The generous dousing of OO does more than separate the pizza from the metal when it’s done baking – it crisps up the bottom layer of the crust, imparting the delicious flavor of fried bread on the outside and creating a sturdy structure for the cheese and sauce on top.
The classic grandma pie recipe calls for the cheese to go on the pie before the sauce, which may prevent the cheese layer from becoming overcooked. Some parlors stick to pizza’s typical order of operations (sauce -> cheese), but the end result is roughly the same.
Who invented the grandma pie?
Umberto’s Pizzeria of Long Island, New York is widely credited with bringing the grandma-style pie to the masses. Originally, owner Umberto Corteo made the pie as a quick staff meal for his employees. Those around Corteo pushed him to take the square slices public and they quickly became the most popular item at the restaurant.

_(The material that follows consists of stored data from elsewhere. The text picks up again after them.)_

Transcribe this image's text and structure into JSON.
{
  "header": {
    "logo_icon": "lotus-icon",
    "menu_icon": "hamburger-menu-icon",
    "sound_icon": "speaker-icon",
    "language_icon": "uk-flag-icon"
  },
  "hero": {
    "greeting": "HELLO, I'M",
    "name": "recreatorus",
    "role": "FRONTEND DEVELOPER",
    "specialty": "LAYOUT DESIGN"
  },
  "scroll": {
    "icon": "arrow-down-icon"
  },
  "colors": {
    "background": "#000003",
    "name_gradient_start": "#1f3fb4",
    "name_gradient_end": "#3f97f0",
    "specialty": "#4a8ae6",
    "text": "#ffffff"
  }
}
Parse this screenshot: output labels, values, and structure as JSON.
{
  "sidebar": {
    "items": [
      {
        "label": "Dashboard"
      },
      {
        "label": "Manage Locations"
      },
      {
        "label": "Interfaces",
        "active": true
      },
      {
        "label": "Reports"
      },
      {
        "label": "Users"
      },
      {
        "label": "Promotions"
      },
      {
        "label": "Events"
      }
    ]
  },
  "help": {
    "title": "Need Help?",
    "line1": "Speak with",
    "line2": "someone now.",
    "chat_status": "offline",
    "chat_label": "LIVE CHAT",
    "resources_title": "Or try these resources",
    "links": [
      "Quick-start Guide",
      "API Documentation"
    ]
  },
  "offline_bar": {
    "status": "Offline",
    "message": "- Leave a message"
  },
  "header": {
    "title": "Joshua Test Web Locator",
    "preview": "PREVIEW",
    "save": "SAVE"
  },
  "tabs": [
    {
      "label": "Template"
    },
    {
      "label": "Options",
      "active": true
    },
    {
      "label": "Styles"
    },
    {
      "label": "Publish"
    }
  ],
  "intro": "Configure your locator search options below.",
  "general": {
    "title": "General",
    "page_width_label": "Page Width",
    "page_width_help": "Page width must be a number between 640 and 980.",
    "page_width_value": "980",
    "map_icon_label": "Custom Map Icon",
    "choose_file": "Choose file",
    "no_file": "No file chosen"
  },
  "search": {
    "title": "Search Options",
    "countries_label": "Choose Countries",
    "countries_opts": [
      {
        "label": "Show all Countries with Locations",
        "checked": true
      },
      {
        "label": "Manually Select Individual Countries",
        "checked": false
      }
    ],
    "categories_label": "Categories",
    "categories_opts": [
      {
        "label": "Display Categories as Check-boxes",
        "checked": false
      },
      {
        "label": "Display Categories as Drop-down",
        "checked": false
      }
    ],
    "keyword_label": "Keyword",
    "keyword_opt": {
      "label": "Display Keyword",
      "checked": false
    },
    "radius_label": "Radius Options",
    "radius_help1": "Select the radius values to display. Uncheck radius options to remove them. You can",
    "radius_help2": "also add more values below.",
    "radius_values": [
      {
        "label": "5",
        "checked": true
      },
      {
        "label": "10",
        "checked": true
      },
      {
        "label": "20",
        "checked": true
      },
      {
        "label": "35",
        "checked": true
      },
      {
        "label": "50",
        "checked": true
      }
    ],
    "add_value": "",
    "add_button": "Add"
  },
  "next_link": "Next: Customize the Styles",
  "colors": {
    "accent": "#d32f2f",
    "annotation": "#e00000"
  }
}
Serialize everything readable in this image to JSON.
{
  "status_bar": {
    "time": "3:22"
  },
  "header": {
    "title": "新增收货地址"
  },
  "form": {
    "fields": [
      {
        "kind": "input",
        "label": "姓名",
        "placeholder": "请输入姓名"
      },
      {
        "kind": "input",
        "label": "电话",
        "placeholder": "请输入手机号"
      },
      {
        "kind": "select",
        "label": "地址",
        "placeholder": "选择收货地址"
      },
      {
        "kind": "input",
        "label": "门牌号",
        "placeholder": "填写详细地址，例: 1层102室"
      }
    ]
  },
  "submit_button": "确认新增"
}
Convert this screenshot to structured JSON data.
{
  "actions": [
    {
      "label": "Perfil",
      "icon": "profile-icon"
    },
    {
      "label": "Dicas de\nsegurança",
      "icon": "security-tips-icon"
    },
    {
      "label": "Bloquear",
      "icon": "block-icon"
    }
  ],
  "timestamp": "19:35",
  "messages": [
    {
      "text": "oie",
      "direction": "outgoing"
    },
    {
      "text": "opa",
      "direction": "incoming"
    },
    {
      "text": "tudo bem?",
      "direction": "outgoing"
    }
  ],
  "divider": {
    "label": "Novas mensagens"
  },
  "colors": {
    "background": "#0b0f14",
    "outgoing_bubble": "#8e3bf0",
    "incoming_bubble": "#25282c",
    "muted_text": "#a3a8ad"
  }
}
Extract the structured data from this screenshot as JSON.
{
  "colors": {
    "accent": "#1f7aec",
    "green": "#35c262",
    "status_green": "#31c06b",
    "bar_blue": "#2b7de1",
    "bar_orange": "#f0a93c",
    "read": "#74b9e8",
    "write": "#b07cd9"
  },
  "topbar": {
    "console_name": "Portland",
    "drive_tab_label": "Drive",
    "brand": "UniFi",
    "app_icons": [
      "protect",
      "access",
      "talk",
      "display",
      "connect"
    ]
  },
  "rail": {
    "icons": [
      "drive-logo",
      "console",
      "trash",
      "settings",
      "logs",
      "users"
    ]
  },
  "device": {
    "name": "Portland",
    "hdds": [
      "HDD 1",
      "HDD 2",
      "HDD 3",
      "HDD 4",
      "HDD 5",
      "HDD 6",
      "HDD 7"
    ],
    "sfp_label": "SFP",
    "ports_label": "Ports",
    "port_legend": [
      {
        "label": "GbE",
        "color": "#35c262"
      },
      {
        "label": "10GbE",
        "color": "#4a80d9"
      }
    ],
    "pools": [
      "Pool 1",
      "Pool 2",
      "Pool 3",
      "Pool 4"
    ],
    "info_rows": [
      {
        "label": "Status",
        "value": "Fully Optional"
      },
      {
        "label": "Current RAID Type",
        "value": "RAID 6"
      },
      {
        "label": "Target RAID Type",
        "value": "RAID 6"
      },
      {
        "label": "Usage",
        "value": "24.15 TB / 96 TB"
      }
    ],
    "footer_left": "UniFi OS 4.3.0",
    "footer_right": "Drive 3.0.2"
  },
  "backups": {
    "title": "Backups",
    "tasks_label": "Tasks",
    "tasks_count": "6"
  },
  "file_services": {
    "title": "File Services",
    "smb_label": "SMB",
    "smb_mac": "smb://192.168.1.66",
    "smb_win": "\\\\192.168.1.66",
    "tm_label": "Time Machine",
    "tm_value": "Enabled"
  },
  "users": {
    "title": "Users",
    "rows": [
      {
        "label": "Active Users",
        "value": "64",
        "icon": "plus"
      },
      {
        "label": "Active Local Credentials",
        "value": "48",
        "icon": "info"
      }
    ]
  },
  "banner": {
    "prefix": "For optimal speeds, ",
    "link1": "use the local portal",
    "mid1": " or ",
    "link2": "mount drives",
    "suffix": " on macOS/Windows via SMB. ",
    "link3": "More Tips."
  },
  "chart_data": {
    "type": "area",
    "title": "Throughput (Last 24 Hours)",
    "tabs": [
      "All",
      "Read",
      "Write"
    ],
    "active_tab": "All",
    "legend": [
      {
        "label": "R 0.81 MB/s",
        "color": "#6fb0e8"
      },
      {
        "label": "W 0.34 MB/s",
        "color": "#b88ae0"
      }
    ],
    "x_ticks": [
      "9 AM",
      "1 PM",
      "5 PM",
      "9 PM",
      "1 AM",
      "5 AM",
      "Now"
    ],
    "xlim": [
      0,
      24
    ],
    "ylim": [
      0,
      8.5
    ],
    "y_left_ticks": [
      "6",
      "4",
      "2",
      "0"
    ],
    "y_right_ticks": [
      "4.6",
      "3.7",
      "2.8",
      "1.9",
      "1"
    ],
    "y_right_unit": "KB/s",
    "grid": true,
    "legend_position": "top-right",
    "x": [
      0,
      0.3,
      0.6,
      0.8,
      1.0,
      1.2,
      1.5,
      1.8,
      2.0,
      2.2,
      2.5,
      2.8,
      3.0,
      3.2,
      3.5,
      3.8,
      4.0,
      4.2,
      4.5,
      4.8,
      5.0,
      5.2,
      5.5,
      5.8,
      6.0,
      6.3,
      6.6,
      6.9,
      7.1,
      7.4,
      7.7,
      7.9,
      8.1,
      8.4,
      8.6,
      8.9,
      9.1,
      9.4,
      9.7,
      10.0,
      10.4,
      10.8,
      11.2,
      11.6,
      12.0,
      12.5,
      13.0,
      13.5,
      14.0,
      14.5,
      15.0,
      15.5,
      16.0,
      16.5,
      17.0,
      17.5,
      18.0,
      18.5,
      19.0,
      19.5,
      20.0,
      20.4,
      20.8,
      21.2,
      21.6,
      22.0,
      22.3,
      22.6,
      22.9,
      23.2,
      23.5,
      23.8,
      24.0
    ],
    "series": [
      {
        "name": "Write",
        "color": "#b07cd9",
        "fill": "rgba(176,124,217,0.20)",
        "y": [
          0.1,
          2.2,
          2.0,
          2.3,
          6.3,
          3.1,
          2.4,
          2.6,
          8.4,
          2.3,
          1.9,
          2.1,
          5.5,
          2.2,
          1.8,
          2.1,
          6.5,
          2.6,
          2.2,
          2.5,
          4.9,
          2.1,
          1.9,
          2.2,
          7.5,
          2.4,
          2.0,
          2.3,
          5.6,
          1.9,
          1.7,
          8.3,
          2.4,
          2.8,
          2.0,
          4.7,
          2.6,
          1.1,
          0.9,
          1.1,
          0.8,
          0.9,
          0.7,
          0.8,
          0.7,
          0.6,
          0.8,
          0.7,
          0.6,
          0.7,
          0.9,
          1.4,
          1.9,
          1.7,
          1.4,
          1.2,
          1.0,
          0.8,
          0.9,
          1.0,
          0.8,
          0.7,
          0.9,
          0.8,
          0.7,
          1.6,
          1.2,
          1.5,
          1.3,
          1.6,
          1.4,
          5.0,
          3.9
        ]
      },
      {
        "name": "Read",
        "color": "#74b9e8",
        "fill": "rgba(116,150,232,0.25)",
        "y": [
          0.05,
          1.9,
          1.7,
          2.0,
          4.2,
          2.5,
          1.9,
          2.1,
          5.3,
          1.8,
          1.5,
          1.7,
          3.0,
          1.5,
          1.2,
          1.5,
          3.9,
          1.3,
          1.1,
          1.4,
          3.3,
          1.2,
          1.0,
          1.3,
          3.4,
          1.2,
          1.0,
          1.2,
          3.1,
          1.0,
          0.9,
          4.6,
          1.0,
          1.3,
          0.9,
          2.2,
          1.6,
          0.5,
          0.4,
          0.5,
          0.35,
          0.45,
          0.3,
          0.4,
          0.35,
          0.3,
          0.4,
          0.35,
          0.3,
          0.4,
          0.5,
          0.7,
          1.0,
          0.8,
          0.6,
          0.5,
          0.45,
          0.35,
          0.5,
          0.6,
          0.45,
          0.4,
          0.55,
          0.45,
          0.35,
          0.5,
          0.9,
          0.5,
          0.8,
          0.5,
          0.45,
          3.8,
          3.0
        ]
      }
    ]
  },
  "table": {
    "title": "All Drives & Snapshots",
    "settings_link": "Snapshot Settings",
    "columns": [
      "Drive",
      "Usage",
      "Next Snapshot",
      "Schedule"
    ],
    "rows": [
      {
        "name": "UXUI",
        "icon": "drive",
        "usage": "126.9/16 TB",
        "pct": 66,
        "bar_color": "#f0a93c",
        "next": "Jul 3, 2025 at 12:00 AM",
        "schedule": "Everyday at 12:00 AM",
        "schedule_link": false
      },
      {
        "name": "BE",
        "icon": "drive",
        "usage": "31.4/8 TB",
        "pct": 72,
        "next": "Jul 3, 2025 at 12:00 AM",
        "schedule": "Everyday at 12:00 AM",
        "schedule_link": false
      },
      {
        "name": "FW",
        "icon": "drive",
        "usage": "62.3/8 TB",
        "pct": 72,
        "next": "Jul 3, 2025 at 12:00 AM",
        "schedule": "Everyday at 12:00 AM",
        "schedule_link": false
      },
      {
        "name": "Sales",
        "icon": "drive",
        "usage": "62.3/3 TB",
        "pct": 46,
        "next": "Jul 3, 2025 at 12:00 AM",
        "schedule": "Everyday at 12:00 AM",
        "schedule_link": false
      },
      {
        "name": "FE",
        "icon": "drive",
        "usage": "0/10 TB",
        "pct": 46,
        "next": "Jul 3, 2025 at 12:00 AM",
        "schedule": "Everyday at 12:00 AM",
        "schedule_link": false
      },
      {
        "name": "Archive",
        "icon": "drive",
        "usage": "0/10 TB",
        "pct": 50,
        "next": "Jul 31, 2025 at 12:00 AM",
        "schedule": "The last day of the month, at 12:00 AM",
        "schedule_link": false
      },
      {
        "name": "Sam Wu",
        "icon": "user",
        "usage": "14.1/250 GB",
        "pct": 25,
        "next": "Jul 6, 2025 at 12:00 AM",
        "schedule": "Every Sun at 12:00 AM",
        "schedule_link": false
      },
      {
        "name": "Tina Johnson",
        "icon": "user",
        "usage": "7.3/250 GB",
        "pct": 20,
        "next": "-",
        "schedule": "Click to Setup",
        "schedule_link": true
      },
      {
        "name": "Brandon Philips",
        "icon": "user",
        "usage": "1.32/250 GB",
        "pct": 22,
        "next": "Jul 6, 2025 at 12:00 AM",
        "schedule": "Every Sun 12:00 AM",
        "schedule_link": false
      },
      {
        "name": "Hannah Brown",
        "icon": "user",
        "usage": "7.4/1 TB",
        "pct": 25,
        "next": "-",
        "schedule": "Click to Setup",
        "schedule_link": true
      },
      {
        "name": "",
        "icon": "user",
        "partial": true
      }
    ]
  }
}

However, as the name suggests, grandma-style pies were baked by Italian-American grandmothers long before that. With a quick-proof for the dough and little-to-no advanced cooking time for the sauce, grandmas (the greatest chefs of all) figured out an efficient way to make pizza for the whole family without the aid of a fancy 800° oven.
Where can I get a grandma-style pizza pie?
Grandma pies are widely available in the New York area, including Williamsburg’s famed Best Pizza and San Remo Pizza. Round pizzas remain the top attraction in NYC, but you’d do well to also get a nonna-style pie when you’re in the city.